Sunni Islam's highest body -- the Al-Azhar university in Cairo -- on Saturday welcomed the conclusion of the head of the Anglican Church that the adoption of some elements of Islamic law in Britain was "unavoidable."
"The comments of Rowan Williams, the archbishop of Canterbury, are a move in the right direction and will have a positive impact in Muslim countries," Sheikh Abdel Fattah Allam, the assistant head of the Al-Azhar imam told Egyptian news agency MENA.
According to Allam, the words of the archbishop, which caused uproar in Britain, "encouraged dialogue between cultures and civilizations in a framework of mutual respect of religions."

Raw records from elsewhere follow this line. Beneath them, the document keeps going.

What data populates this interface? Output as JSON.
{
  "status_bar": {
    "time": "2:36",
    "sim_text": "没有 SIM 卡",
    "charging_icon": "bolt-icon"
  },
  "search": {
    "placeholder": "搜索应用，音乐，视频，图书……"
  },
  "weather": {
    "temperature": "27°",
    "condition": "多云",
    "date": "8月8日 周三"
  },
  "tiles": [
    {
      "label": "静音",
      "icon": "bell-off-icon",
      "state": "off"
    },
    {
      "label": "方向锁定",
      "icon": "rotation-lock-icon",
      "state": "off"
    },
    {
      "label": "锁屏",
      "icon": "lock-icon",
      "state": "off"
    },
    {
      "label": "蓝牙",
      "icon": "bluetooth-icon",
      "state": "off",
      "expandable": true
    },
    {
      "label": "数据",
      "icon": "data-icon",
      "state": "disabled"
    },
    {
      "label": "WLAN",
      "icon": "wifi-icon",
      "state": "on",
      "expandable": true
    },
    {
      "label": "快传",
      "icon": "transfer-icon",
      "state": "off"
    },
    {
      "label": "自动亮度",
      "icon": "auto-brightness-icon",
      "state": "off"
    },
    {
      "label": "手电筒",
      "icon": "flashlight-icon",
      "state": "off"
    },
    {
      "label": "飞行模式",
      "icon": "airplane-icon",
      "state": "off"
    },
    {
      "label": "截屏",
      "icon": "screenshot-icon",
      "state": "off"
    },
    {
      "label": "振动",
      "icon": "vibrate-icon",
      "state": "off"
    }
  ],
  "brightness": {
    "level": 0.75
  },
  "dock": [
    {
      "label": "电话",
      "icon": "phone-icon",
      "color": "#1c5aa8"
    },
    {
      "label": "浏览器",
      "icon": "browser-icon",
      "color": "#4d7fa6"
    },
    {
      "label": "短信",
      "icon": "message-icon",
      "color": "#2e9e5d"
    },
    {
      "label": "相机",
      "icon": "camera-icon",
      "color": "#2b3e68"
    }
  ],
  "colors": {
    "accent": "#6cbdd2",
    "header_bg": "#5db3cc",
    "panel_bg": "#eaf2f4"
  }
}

"Al-Azhar welcomes anything that is likely to support the peaceful coexistence between different beliefs," he said, adding, "People must respect the faith and feelings of others."
Williams hit back on Friday at critics who called for him to quit after the comments in which he acknowledged that the adoption of some parts of Sharia law alongside Britain's legal system "seems unavoidable" in certain circumstances.
His office sought to clarify the remarks saying he made no proposals for the introduction of Sharia as a parallel jurisdiction to British civil law.
It said he felt that as a matter of fact certain provisions of Sharia were already recognized in society and by the law.